In No Place for Me: Letters to the Church, Fountain writes about faith and his personal journey through the age-old institution called the Christian church. He writes about growing up as a boy in his grandparent's storefront church on Chicago s West Side. About a church he came to love. A church he grew to hate. He writes about his eventual decision to stop attending church and his agony over having to explain to his little daughter why.
This book was spurred by a 2005 essay Fountain penned in the Washington Post titled, No Place for Me.
No Place For Me: Letters to the Church in America is more than the narrative of one man's religious journey. It is reflective of the quandary facing thousands of men and women who love God but no longer can bring themselves to go to church on Sundays. Instead they file into coffee shops, bowling alleys or baseball stadiums, or else lose themselves in a haze of myriad other activities. In fact, the Pew Research Center cites evidence of an exodus from institutional Christian churches by the millions.
Fountain's original essay and also his later writings as a weekly columnist for the Chicago Sun-Times have drawn thousands of stirring letters from readers: men and women, people of all races and from all walks of life even some of them pastors. Some supportive of Fountain's assertions, others angered by them.

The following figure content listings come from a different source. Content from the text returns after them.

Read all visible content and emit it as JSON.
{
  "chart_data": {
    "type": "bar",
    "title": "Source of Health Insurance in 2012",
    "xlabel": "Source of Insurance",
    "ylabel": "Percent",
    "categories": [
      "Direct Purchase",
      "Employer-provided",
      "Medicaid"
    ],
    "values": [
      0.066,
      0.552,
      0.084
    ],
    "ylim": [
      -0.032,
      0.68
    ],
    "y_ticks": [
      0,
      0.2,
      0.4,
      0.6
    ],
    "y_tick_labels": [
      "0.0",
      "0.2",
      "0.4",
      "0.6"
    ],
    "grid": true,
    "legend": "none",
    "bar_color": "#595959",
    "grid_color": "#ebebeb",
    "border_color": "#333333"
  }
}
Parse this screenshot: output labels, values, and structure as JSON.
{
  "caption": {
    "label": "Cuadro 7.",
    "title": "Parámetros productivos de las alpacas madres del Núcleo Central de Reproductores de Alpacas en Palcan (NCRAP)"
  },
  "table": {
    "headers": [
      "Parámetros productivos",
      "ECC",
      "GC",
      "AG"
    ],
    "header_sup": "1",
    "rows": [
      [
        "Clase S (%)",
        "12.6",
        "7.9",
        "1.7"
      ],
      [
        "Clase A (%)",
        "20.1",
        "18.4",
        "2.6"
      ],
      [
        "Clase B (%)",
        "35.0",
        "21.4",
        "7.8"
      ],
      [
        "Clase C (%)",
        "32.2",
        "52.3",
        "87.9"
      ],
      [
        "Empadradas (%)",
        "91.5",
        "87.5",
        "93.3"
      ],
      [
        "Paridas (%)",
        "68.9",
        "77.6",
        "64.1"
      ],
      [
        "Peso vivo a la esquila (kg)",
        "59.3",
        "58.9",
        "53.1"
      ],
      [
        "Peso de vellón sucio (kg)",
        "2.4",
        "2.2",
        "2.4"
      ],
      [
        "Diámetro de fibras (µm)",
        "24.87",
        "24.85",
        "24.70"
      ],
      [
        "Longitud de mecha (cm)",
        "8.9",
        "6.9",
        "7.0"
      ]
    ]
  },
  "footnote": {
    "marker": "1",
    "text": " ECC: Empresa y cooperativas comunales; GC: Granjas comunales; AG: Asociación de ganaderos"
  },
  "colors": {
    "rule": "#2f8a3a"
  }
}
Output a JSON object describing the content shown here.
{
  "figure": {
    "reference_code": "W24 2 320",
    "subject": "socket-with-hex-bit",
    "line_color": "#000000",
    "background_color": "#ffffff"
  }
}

No Place for Me allows readers to eavesdrop on Fountain's conversations with other believers, far too many of them broken by their church experience. These conversations and Fountain's own spiritual narrative form the tapestry of revelation for a disconnected and disillusioned son of the church who ultimately discovers the place for him. He finds it along a winding road that leads him full circle, not back to church per se, but back to the Cross.
A must read written from the heart of one of its sons who openly declares: I still love God. But I've lost faith in the church. No Place for Me: Letters to the Church calls upon us all to wrestle with and find the true meaning of church. To review and ultimately to renew our faith. A message of hope. A moving collection of contemporary letters to the Church.